Boxing: Josh Taylor made for the big time

'I promise you he has the personality,' manager Barry McGuigan said about Josh Taylor. 'But for people who don't know him he comes across as a bit serious.' Picture: Ian Georgeson
'I promise you he has the personality,' manager Barry McGuigan said about Josh Taylor. 'But for people who don't know him he comes across as a bit serious.' Picture: Ian Georgeson
Share this article
0
Have your say

TALENT, hard work and dedication have taken Josh Taylor to the Olympics and to the top tier of the Commonwealth Games podiums in Glasgow in the past. They have also earned him a place in the professional ranks. Those who work with him have no doubt he deserves to be there and expect him to go on to great things.

But if the boxer from Prestonpans wants to be catapulted into the realms of marketing stardom then he has to pack more than a few punches inside the ring, he has to learn to let his guard down slightly when he steps outside it.“His temperament is ideal,” said manager and former world champion Barry McGuigan. “But he has been a high performance boxer for five years or more and while that teaches you how to fight at the highest level, it also makes you slightly dour. You travel so much, you train so hard and you can sometimes lose your personality to an extent. You are part of a team and there isn’t that much publicity in the amateur game but in the pro game he has to have that and that is something we have to improve, he has to embrace that.”

Returning to Scotland for the second fight of his professional career, Taylor will be cheered by a partisan crowd when he takes on Hungarian Adam Mate at Meadowbank on Friday. His opponent has 15 wins under his belt and is vastly experienced. But Taylor’s manager believes he is up to the task and hopes that returning to his comfort zone will draw the real Taylor out of his shell and help him showcase more than just the boxing ability which has seen him hailed as the best fighter to emerge from the Scottish ranks since the legendary Ken Buchanan.

“We have very high expectations for Josh,” said McGuigan. “He is going to be a major draw and that is a side of things we will have to work on because, honestly, he is one of the funniest kids and is definitely the joker in the pack down in the training camp and is one of the loveliest kids you could ever meet. But away from that and for people who don’t know him he tends to come across as a bit serious.

“He is a great lad and is full of confidence but it doesn’t bubble over into arrogance. When he is boxing he is self-assured but he is, I think, actually a genuinely shy kid but I promise you he has the personality. He is the whole package. When people see him box they will be very excited.”

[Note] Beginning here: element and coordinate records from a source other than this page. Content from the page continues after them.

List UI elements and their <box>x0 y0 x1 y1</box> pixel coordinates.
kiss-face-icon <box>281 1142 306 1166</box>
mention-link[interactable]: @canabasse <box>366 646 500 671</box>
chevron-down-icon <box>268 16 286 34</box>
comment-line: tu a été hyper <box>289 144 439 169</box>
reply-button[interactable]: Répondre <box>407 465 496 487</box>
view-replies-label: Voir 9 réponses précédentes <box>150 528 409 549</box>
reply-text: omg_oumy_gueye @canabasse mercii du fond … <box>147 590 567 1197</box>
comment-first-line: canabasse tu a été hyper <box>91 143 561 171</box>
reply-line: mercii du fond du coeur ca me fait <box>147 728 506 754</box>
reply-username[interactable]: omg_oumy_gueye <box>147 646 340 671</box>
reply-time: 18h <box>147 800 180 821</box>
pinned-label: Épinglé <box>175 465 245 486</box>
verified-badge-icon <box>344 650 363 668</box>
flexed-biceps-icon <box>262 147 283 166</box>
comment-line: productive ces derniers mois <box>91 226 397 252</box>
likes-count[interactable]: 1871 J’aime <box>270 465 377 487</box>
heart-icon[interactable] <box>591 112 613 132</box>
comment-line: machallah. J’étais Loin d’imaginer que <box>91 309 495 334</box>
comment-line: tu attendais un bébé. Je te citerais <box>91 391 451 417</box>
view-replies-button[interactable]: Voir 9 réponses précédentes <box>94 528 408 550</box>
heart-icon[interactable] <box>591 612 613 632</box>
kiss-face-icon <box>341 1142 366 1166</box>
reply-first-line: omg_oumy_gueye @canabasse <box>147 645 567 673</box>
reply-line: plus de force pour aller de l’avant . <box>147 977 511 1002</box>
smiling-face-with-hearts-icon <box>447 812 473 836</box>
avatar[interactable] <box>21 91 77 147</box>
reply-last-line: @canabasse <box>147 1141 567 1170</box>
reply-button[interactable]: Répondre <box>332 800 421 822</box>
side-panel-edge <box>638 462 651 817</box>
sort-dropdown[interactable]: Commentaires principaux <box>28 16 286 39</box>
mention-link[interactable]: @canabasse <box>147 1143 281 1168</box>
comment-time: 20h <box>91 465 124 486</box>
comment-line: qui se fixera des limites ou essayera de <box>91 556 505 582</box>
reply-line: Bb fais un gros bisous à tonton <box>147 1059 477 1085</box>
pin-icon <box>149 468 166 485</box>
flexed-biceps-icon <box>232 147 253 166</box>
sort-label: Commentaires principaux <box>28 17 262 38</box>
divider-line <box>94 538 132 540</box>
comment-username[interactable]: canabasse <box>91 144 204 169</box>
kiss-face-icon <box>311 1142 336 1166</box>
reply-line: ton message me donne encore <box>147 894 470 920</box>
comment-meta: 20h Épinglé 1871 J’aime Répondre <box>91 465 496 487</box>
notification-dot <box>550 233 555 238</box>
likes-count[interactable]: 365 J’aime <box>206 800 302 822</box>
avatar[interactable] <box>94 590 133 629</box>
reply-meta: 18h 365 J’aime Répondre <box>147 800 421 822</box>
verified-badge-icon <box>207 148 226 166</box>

Sharing the McGuigan Gym with the likes of Carl Frampton, Taylor has seen what it takes to win world titles and those around him have seen the desire in him to emulate that feat. That accession is something McGuigan fully expects. The comparisons with men like Buchanan are something McGuigan tends to shy away from, aware that placing an emerging talent on such a lofty pedestal can look foolish if it turns out they don’t have the head for heights. But in Taylor, he sees a boxer built, both physically and psychologically, for the big occasions. That is why he set him up with a testing pro debut in the USA. He has also thrown down the gauntlet with this bout.

“He made his professional debut out in El Paso against a top journeyman and he took him in two rounds so we have no doubt he can beat Adam Mate and it is a tough fight but it’s what he needs and he always rises to the task,” added McGuigan.

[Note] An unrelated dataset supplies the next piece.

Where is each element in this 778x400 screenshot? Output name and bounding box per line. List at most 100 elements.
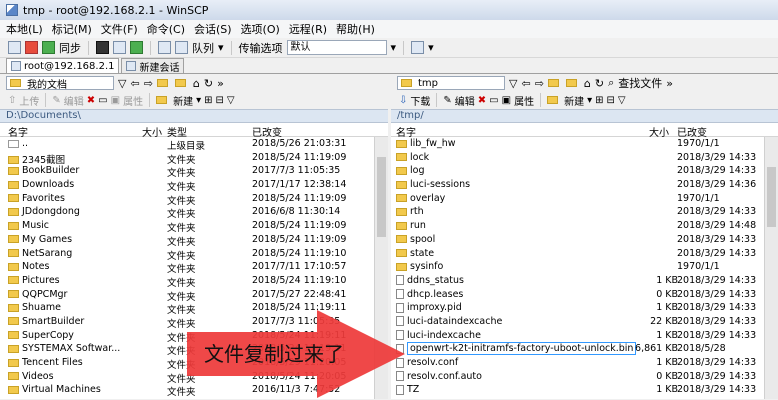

A product of the Lochend ABC gym in Leith, where Buchanan was a regular visitor, the 24-year-old Commonwealth Games gold medallist has a lot of the same attributes, says McGuigan. “When you are looking for talent, you look for certain criteria, and there are a lot of boxes you have to tick: can he fight? Can he box? Can he hold a shot? Can he move his feet? Does he punch fast? Does he have stamina? Does he have marketability? Does he have drive and desire? Does he have natural ability? Some tick some of those boxes, some tick a lot but Josh ticks them all and more and that’s why we are so excited. There is a whole wave of very talented professional boxers in Scotland at the moment and I would say it is a pretty much unprecedented time for professional boxing in Scotland but I think that Josh spearheads the lot of them. Time will tell and it is always dangerous to make bold statements about a guy because it is an arduous business but I think there is no doubt about it, this kid is one of the most talented guys, not just in Scotland, but in the UK for a long time.

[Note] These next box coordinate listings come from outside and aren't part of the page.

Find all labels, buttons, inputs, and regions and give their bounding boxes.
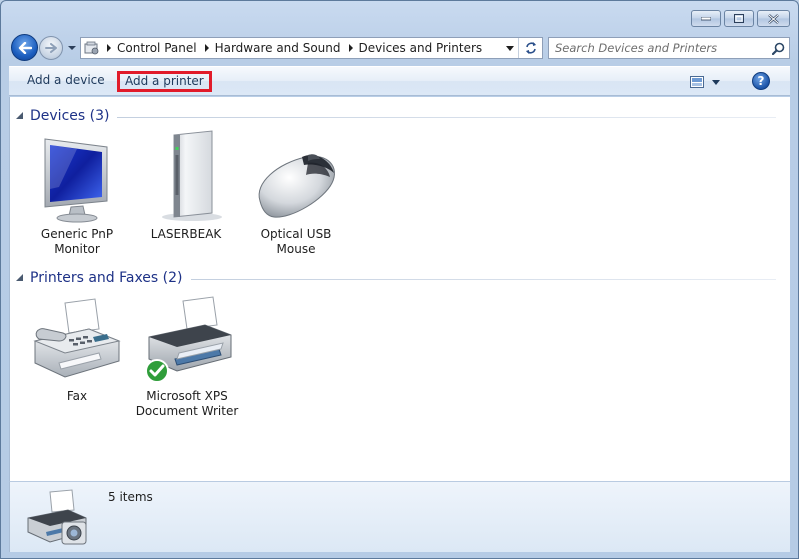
computer-tower-icon xyxy=(130,127,242,223)
group-header-printers[interactable]: Printers and Faxes (2) xyxy=(10,267,776,289)
change-view-button[interactable] xyxy=(690,73,728,91)
device-label: LASERBEAK xyxy=(150,227,222,241)
back-arrow-icon xyxy=(18,41,32,54)
breadcrumb-devices-and-printers[interactable]: Devices and Printers xyxy=(357,38,487,58)
group-divider xyxy=(190,278,776,280)
breadcrumb-hardware-and-sound[interactable]: Hardware and Sound xyxy=(213,38,345,58)
item-count: 5 items xyxy=(108,490,153,504)
maximize-icon xyxy=(734,14,744,23)
window-frame: Control Panel Hardware and Sound Devices… xyxy=(0,0,799,559)
breadcrumb-separator[interactable] xyxy=(103,38,115,58)
close-button[interactable] xyxy=(757,10,790,27)
help-button[interactable]: ? xyxy=(752,72,770,90)
chevron-down-icon xyxy=(506,45,514,51)
search-button[interactable] xyxy=(767,38,789,58)
chevron-down-icon xyxy=(68,46,76,50)
group-header-devices[interactable]: Devices (3) xyxy=(10,105,776,127)
details-pane: 5 items xyxy=(9,481,790,552)
help-icon: ? xyxy=(757,74,765,88)
group-title-printers: Printers and Faxes (2) xyxy=(30,270,183,286)
fax-icon xyxy=(21,289,133,385)
view-options-icon xyxy=(690,76,704,88)
address-dropdown-button[interactable] xyxy=(502,38,518,58)
printer-icon xyxy=(131,289,243,385)
printer-tile-xps[interactable]: Microsoft XPS Document Writer xyxy=(131,289,243,419)
add-printer-button[interactable]: Add a printer xyxy=(117,71,212,92)
device-tile-laserbeak[interactable]: LASERBEAK xyxy=(130,127,242,242)
caption-buttons xyxy=(691,10,790,27)
device-label: Optical USB Mouse xyxy=(260,227,332,256)
search-input[interactable] xyxy=(549,38,767,58)
device-tile-mouse[interactable]: Optical USB Mouse xyxy=(240,127,352,257)
collapse-icon[interactable] xyxy=(10,267,30,289)
printer-label: Microsoft XPS Document Writer xyxy=(135,389,239,418)
add-device-button[interactable]: Add a device xyxy=(21,71,111,92)
breadcrumb-control-panel[interactable]: Control Panel xyxy=(115,38,201,58)
navigation-bar: Control Panel Hardware and Sound Devices… xyxy=(9,34,790,62)
refresh-icon xyxy=(525,42,536,54)
devices-view[interactable]: Devices (3) Generic PnP Monitor LASERBEA… xyxy=(9,97,790,481)
maximize-button[interactable] xyxy=(724,10,754,27)
close-icon xyxy=(768,13,779,24)
forward-arrow-icon xyxy=(45,43,57,53)
refresh-button[interactable] xyxy=(518,38,542,58)
control-panel-icon xyxy=(81,38,103,58)
chevron-down-icon xyxy=(712,79,720,85)
printer-tile-fax[interactable]: Fax xyxy=(21,289,133,404)
minimize-button[interactable] xyxy=(691,10,721,27)
breadcrumb-separator[interactable] xyxy=(345,38,357,58)
collapse-icon[interactable] xyxy=(10,105,30,127)
recent-pages-button[interactable] xyxy=(66,42,78,54)
address-bar[interactable]: Control Panel Hardware and Sound Devices… xyxy=(80,37,543,59)
monitor-icon xyxy=(21,127,133,223)
search-box[interactable] xyxy=(548,37,790,59)
command-bar: Add a device Add a printer ? xyxy=(9,66,790,96)
breadcrumb-separator[interactable] xyxy=(201,38,213,58)
device-label: Generic PnP Monitor xyxy=(40,227,114,256)
forward-button[interactable] xyxy=(39,36,63,60)
default-check-icon xyxy=(145,359,169,383)
devices-and-printers-icon xyxy=(24,488,92,550)
mouse-icon xyxy=(240,127,352,223)
minimize-icon xyxy=(701,16,711,20)
group-title-devices: Devices (3) xyxy=(30,108,110,124)
group-divider xyxy=(117,116,776,118)
back-button[interactable] xyxy=(11,34,38,61)
device-tile-monitor[interactable]: Generic PnP Monitor xyxy=(21,127,133,257)
printer-label: Fax xyxy=(66,389,88,403)
search-icon xyxy=(771,42,784,55)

“He is a big occasion fighter. He is the sort of guy who likes and needs the big occasion in order to get the best out of himself. He is very fast and fluent and has great movement and balance and coordination. His pace is tremendous and that’s why his boxing pseudonym is the Tartan Tornado.”

So much praise could go to a new pro’s head, and the noise generated by a home crowd next weekend could get to his legs. It could if he allowed things to get to him or operated under the misapprehension that he had already made an indelible mark. “Josh isn’t like that,” stressed McGuigan. “It’s one thing having talent – and he definitely does – but a lot of lads who have natural talent tend to be quite lazy. But he works very hard and he is great to watch and is a great example to all the other boys in the gym.

“They all, including Josh, tend to all look up to Carl Frampton who is the world super bantamweight champion and the paradigm in the gym but Josh works every bit as hard and is just as diligent.”